Selective accumulation of plastic debris at the breaking wave area of coastal waters.

Over the last decades, plastic debris has been identified and quantified in the marine environment. Coastal and riverine input have been recognized as sources of plastic debris, whereas oceanic gyres and sediments are understood to be sinks. However, we have a limited understanding of the fate of plastic debris in the nearshore environment. To investigate the movement and distribution of plastic debris in the nearshore environment, we collected samples at three distinct locations: below the high tide line, the turbulent zone created by the combination of breaking wave and backflush (defined as the boundary), and the outer nearshore.
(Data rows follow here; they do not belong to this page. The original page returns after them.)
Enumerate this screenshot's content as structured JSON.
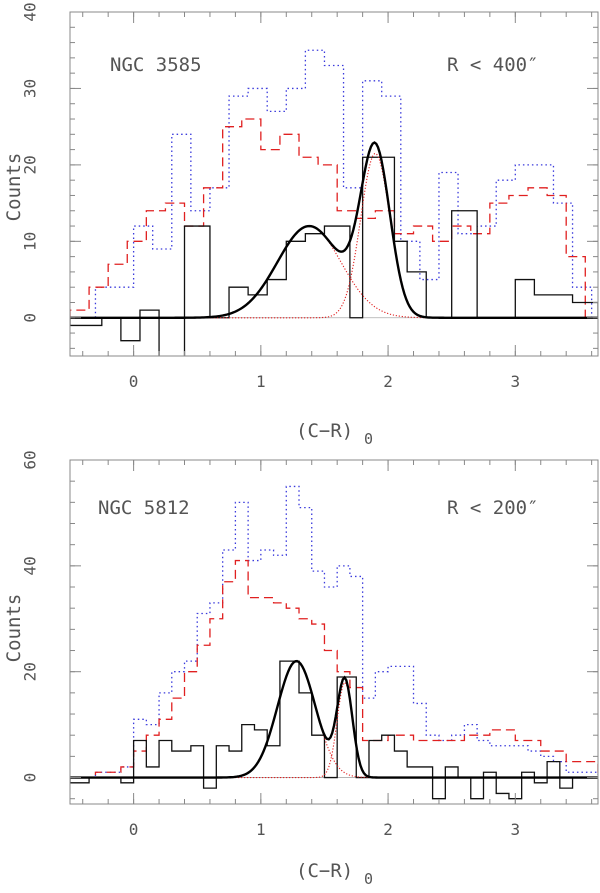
{
  "chart_data": [
    {
      "type": "histogram",
      "id": "top",
      "label": "NGC 3585",
      "radius_label": "R < 400″",
      "xlabel": "(C−R)",
      "xlabel_sub": "0",
      "ylabel": "Counts",
      "xlim": [
        -0.5,
        3.65
      ],
      "ylim": [
        -5,
        40
      ],
      "xticks": [
        0,
        1,
        2,
        3
      ],
      "yticks": [
        0,
        10,
        20,
        30,
        40
      ],
      "series": [
        {
          "name": "dotted-blue",
          "color": "#3a3adc",
          "style": "dotted",
          "edges": [
            -0.3,
            -0.15,
            0.0,
            0.15,
            0.3,
            0.45,
            0.6,
            0.75,
            0.9,
            1.05,
            1.2,
            1.35,
            1.5,
            1.65,
            1.8,
            1.95,
            2.1,
            2.25,
            2.4,
            2.55,
            2.7,
            2.85,
            3.0,
            3.15,
            3.3,
            3.45,
            3.6
          ],
          "values": [
            4,
            4,
            12,
            9,
            24,
            14,
            17,
            29,
            30,
            27,
            30,
            35,
            33,
            17,
            31,
            29,
            10,
            5,
            19,
            11,
            12,
            18,
            20,
            20,
            15,
            4
          ]
        },
        {
          "name": "dashed-red",
          "color": "#e02020",
          "style": "dashed",
          "edges": [
            -0.5,
            -0.35,
            -0.2,
            -0.05,
            0.1,
            0.25,
            0.4,
            0.55,
            0.7,
            0.85,
            1.0,
            1.15,
            1.3,
            1.45,
            1.6,
            1.75,
            1.9,
            2.05,
            2.2,
            2.35,
            2.5,
            2.65,
            2.8,
            2.95,
            3.1,
            3.25,
            3.4,
            3.55
          ],
          "values": [
            1,
            4,
            7,
            10,
            14,
            15,
            12,
            17,
            25,
            26,
            22,
            24,
            21,
            20,
            14,
            13,
            14,
            11,
            12,
            10,
            12,
            11,
            15,
            16,
            17,
            16,
            8
          ]
        },
        {
          "name": "solid-black",
          "color": "#111111",
          "style": "solid",
          "edges": [
            -0.5,
            -0.25,
            -0.1,
            0.05,
            0.2,
            0.4,
            0.6,
            0.75,
            0.9,
            1.05,
            1.2,
            1.35,
            1.5,
            1.7,
            1.8,
            1.95,
            2.05,
            2.15,
            2.3,
            2.5,
            2.7,
            2.85,
            3.0,
            3.15,
            3.3,
            3.45,
            3.65
          ],
          "values": [
            -1,
            0,
            -3,
            1,
            -6,
            12,
            0,
            4,
            3,
            5,
            10,
            11,
            12,
            0,
            21,
            21,
            10,
            6,
            0,
            14,
            0,
            0,
            5,
            3,
            3,
            2
          ]
        }
      ],
      "gaussians": [
        {
          "mu": 1.38,
          "sigma": 0.25,
          "amp": 12
        },
        {
          "mu": 1.9,
          "sigma": 0.115,
          "amp": 21.5
        }
      ]
    },
    {
      "type": "histogram",
      "id": "bottom",
      "label": "NGC 5812",
      "radius_label": "R < 200″",
      "xlabel": "(C−R)",
      "xlabel_sub": "0",
      "ylabel": "Counts",
      "xlim": [
        -0.5,
        3.65
      ],
      "ylim": [
        -5,
        60
      ],
      "xticks": [
        0,
        1,
        2,
        3
      ],
      "yticks": [
        0,
        20,
        40,
        60
      ],
      "series": [
        {
          "name": "dotted-blue",
          "color": "#3a3adc",
          "style": "dotted",
          "edges": [
            -0.5,
            -0.3,
            -0.1,
            0.0,
            0.1,
            0.2,
            0.3,
            0.4,
            0.5,
            0.6,
            0.7,
            0.8,
            0.9,
            1.0,
            1.1,
            1.2,
            1.3,
            1.4,
            1.5,
            1.6,
            1.7,
            1.8,
            1.9,
            2.0,
            2.1,
            2.2,
            2.3,
            2.4,
            2.5,
            2.6,
            2.7,
            2.8,
            2.9,
            3.0,
            3.1,
            3.2,
            3.3,
            3.4,
            3.65
          ],
          "values": [
            0,
            1,
            2,
            11,
            10,
            16,
            20,
            22,
            31,
            33,
            43,
            52,
            41,
            43,
            42,
            55,
            51,
            39,
            36,
            40,
            38,
            15,
            20,
            21,
            21,
            14,
            8,
            7,
            8,
            10,
            7,
            6,
            6,
            6,
            5,
            4,
            3,
            1
          ]
        },
        {
          "name": "dashed-red",
          "color": "#e02020",
          "style": "dashed",
          "edges": [
            -0.5,
            -0.3,
            -0.1,
            0.0,
            0.1,
            0.2,
            0.3,
            0.4,
            0.5,
            0.6,
            0.7,
            0.8,
            0.9,
            1.0,
            1.1,
            1.2,
            1.3,
            1.4,
            1.5,
            1.6,
            1.7,
            1.8,
            1.9,
            2.0,
            2.2,
            2.4,
            2.6,
            2.8,
            3.0,
            3.2,
            3.4,
            3.65
          ],
          "values": [
            0,
            1,
            2,
            5,
            8,
            11,
            15,
            20,
            25,
            30,
            37,
            41,
            34,
            34,
            33,
            32,
            30,
            29,
            24,
            20,
            17,
            7,
            7,
            8,
            7,
            7,
            8,
            9,
            7,
            5,
            3
          ]
        },
        {
          "name": "solid-black",
          "color": "#111111",
          "style": "solid",
          "edges": [
            -0.5,
            -0.35,
            -0.1,
            0.0,
            0.1,
            0.2,
            0.3,
            0.45,
            0.55,
            0.65,
            0.75,
            0.85,
            0.95,
            1.05,
            1.15,
            1.3,
            1.4,
            1.5,
            1.6,
            1.75,
            1.85,
            1.95,
            2.05,
            2.15,
            2.25,
            2.35,
            2.45,
            2.55,
            2.65,
            2.75,
            2.85,
            2.95,
            3.05,
            3.15,
            3.25,
            3.35,
            3.45,
            3.65
          ],
          "values": [
            -1,
            0,
            -1,
            7,
            2,
            7,
            5,
            6,
            -2,
            6,
            5,
            10,
            9,
            6,
            22,
            16,
            8,
            0,
            19,
            0,
            7,
            8,
            5,
            2,
            2,
            -4,
            2,
            0,
            -4,
            1,
            -3,
            -4,
            1,
            -1,
            3,
            -2,
            0
          ]
        }
      ],
      "gaussians": [
        {
          "mu": 1.28,
          "sigma": 0.15,
          "amp": 22
        },
        {
          "mu": 1.66,
          "sigma": 0.06,
          "amp": 18
        }
      ]
    }
  ]
}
We estimated the abundance and physical characteristics (e.g. density, hardness, etc.) of macroplastic and microplastics. Four times and 15 times more macroplastics and microplastics are observed, respectively, at the boundary than in the outer nearshore waters, which suggests an accumulation driven by the physical properties of the plastic particles such as density, buoyancy and surface area. We further report that highly energetic conditions characteristic of the boundary area promote the long-term suspension and/or degradation of low density, highly buoyant or large surface area plastic debris, leading to their preferential accumulation at the boundary. Contrastingly, denser and low surface area plastic pieces were transported to the outer nearshore. These results emphasize the role of selective plastic movement at the nearshore driven by physical properties, but also by the combined effects of several hydrodynamics forces like wave action, wind or tide in the resuspension, as well as degradation and transport of plastic debris out of the nearshore environment.